If you have 1.00 M sodium chloride solution, and you have 300. mL of it, how many grams of sodium chloride are there?
molarity=(:mass/molmass)/volume
mass=molarity*molmass*volume=58.4*1.0*.300=17.5grams
To find the number of grams of sodium chloride in a given solution, you need to know the concentration of the solution in terms of molarity (moles of solute per liter of solution) and the volume of the solution.
Here are the steps to determine the number of grams of sodium chloride in a 1.00 M sodium chloride solution:
1. Determine the molarity of the solution. In this case, the given solution is a 1.00 M sodium chloride solution, which means there is 1.00 mole of sodium chloride present in one liter of the solution.
2. Since the volume of the solution is given in milliliters (mL), you need to convert it to liters. There are 1000 mL in 1 liter, so 300 mL is equal to 0.300 L.
3. Use the molarity and volume to calculate the amount of moles of sodium chloride in the solution.
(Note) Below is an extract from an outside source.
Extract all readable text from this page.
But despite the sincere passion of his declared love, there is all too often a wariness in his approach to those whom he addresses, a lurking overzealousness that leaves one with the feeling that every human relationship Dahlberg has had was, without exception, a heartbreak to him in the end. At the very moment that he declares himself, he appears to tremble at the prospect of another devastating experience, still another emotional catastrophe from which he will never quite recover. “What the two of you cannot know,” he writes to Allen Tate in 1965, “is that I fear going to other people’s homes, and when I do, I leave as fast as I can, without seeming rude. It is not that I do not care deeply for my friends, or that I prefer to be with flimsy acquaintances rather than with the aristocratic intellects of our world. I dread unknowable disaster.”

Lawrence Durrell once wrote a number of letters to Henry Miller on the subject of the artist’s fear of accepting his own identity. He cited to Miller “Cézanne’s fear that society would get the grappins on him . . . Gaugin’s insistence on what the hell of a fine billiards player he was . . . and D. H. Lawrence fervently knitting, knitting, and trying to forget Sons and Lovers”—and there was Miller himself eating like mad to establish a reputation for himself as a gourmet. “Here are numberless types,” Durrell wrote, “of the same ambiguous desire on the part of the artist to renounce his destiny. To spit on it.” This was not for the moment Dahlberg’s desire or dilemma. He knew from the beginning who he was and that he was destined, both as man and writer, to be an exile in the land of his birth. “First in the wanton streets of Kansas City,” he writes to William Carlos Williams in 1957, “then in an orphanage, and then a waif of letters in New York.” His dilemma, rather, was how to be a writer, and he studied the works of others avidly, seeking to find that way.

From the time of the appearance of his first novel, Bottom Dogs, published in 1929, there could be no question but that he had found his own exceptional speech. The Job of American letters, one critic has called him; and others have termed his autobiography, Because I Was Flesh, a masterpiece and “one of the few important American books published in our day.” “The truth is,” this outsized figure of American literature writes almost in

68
Multiply the molarity by the volume in liters:
Moles of NaCl = Molarity x Volume
= 1.00 M x 0.300 L
= 0.300 moles of NaCl
4. Finally, calculate the grams of sodium chloride by multiplying the moles of sodium chloride by the molar mass of sodium chloride, which is 58.44 grams per mole (g/mol):
Grams of NaCl = Moles of NaCl x Molar mass
= 0.300 moles x 58.44 g/mol
= 17.53 grams of NaCl
Therefore, there are approximately 17.53 grams of sodium chloride in 300 mL of a 1.00 M sodium chloride solution.